1 cup boneless hen, 1/four tsp turmeric powder, half of tsp pepper powder, half of tsp chilli powder, 1/four tsp lower ginger, 1/four tsp lower garlic, salt, three tsp oil, 1 tsp ginger-garlic paste,1 crushed inexperienced chilli, 2 finely-chopped massive onions, 1/four tsp garam masala powder, a handful of coriander leaves.

Ingredients (for cake)

three eggs, half of cup coconut oil, 1 cup milk,1 cup maida


Cook boneless hen with turmeric powder, pepper powder, chilli powder and salt and maintain apart. Shred the cooked hen in a blender. Heat oil in a kadai. Add ginger-garlic paste and await the uncooked odor to vanish. Add crushed inexperienced chilli and finely-chopped onion. Add garam masala, chilli powder, turmeric powder, and coriander leaves. Add shredded hen and blend effectively. Turn off the flame and maintain apart. In a blender, add eggs, milk, coconut oil and maida and mix effectively. Add the ready hen filling and blend effectively.

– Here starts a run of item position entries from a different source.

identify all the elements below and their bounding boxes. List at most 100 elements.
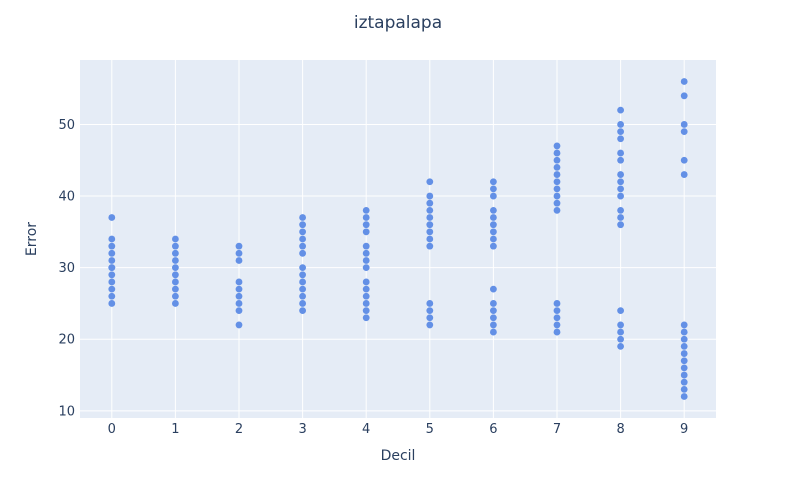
point-decil-4-12	[362, 307, 370, 314]
point-decil-0-11	[108, 300, 116, 307]
point-decil-9-13	[680, 371, 688, 379]
x-axis-title: Decil	[381, 448, 416, 464]
point-decil-5-9	[426, 300, 434, 307]
point-decil-9-12	[680, 364, 688, 372]
point-decil-6-5	[490, 221, 497, 229]
point-decil-4-8	[362, 278, 370, 286]
point-decil-3-3	[299, 235, 306, 243]
y-tick-labels: 10 20 30 40 50	[58, 118, 75, 419]
point-decil-8-1	[617, 121, 624, 128]
point-decil-2-8	[235, 321, 243, 329]
point-decil-5-7	[426, 235, 434, 243]
point-decil-2-5	[235, 292, 243, 300]
point-decil-3-5	[299, 249, 306, 257]
point-decil-2-0	[235, 242, 243, 250]
point-decil-9-2	[680, 121, 688, 128]
x-tick-labels: 0 1 2 3 4 5 6 7 8 9	[108, 422, 689, 437]
point-decil-4-6	[362, 257, 370, 264]
point-decil-1-9	[172, 300, 179, 307]
point-decil-7-5	[553, 178, 561, 186]
point-decil-4-2	[362, 221, 370, 229]
point-decil-7-1	[553, 149, 561, 157]
y-gridlines	[80, 123, 716, 412]
point-decil-9-4	[680, 156, 688, 164]
y-tick-label-20: 20	[58, 333, 75, 348]
point-decil-0-8	[108, 278, 116, 286]
point-decil-8-7	[617, 178, 624, 186]
point-decil-6-2	[490, 192, 497, 200]
point-decil-6-4	[490, 214, 497, 221]
point-decil-0-4	[108, 257, 116, 264]
point-decil-8-12	[617, 221, 624, 229]
point-decil-7-0	[553, 142, 561, 150]
point-decil-7-14	[553, 328, 561, 336]
point-decil-6-12	[490, 314, 497, 322]
point-decil-5-11	[426, 314, 434, 322]
point-decil-3-6	[299, 264, 306, 272]
point-decil-1-4	[172, 264, 179, 272]
point-decil-5-3	[426, 206, 434, 214]
point-decil-4-7	[362, 264, 370, 272]
point-decil-3-9	[299, 285, 306, 293]
point-decil-1-7	[172, 285, 179, 293]
point-decil-7-11	[553, 307, 561, 314]
point-decil-6-11	[490, 307, 497, 314]
point-decil-7-13	[553, 321, 561, 329]
point-decil-9-16	[680, 393, 688, 400]
data-points	[108, 78, 688, 400]
point-decil-1-6	[172, 278, 179, 286]
x-tick-label-4: 4	[362, 422, 370, 437]
point-decil-3-4	[299, 242, 306, 250]
point-decil-9-15	[680, 385, 688, 393]
point-decil-7-9	[553, 206, 561, 214]
point-decil-2-2	[235, 257, 243, 264]
point-decil-1-8	[172, 292, 179, 300]
x-tick-label-8: 8	[616, 422, 624, 437]
point-decil-0-1	[108, 235, 116, 243]
x-tick-label-5: 5	[426, 422, 434, 437]
point-decil-6-8	[490, 242, 497, 250]
point-decil-4-4	[362, 242, 370, 250]
point-decil-6-3	[490, 206, 497, 214]
point-decil-9-3	[680, 128, 688, 136]
x-tick-label-3: 3	[298, 422, 306, 437]
x-tick-label-2: 2	[235, 422, 243, 437]
point-decil-3-0	[299, 214, 306, 221]
x-tick-label-1: 1	[171, 422, 179, 437]
point-decil-8-13	[617, 307, 624, 314]
point-decil-1-3	[172, 257, 179, 264]
y-axis-title: Error	[24, 222, 40, 256]
point-decil-1-1	[172, 242, 179, 250]
y-tick-label-30: 30	[58, 261, 75, 276]
point-decil-1-2	[172, 249, 179, 257]
point-decil-7-7	[553, 192, 561, 200]
point-decil-9-8	[680, 335, 688, 343]
point-decil-2-7	[235, 307, 243, 314]
point-decil-5-8	[426, 242, 434, 250]
point-decil-6-14	[490, 328, 497, 336]
x-tick-label-6: 6	[489, 422, 497, 437]
point-decil-4-1	[362, 214, 370, 221]
point-decil-3-7	[299, 271, 306, 279]
point-decil-3-11	[299, 300, 306, 307]
point-decil-8-14	[617, 321, 624, 329]
point-decil-3-1	[299, 221, 306, 229]
point-decil-9-10	[680, 350, 688, 357]
point-decil-9-7	[680, 328, 688, 336]
point-decil-4-10	[362, 292, 370, 300]
point-decil-4-11	[362, 300, 370, 307]
point-decil-3-10	[299, 292, 306, 300]
point-decil-5-5	[426, 221, 434, 229]
point-decil-5-4	[426, 214, 434, 221]
point-decil-6-7	[490, 235, 497, 243]
point-decil-9-6	[680, 321, 688, 329]
point-decil-9-5	[680, 171, 688, 178]
point-decil-5-0	[426, 178, 434, 186]
point-decil-0-3	[108, 249, 116, 257]
point-decil-9-1	[680, 92, 688, 100]
point-decil-8-4	[617, 149, 624, 157]
point-decil-2-3	[235, 278, 243, 286]
point-decil-9-14	[680, 378, 688, 386]
point-decil-2-6	[235, 300, 243, 307]
point-decil-0-2	[108, 242, 116, 250]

Pour this combination right into a flat-bottomed kadai greased with oil and place the kadai on high of a pan. Keep on low warmth for 20 minutes, then flip the kadai the wrong way up on the pan to warmth the higher portion of the hen cake for 5 minutes in low warmth. Remove from flame when evenly cooked and a stick inserted comes out clear, Wait for it to chill down.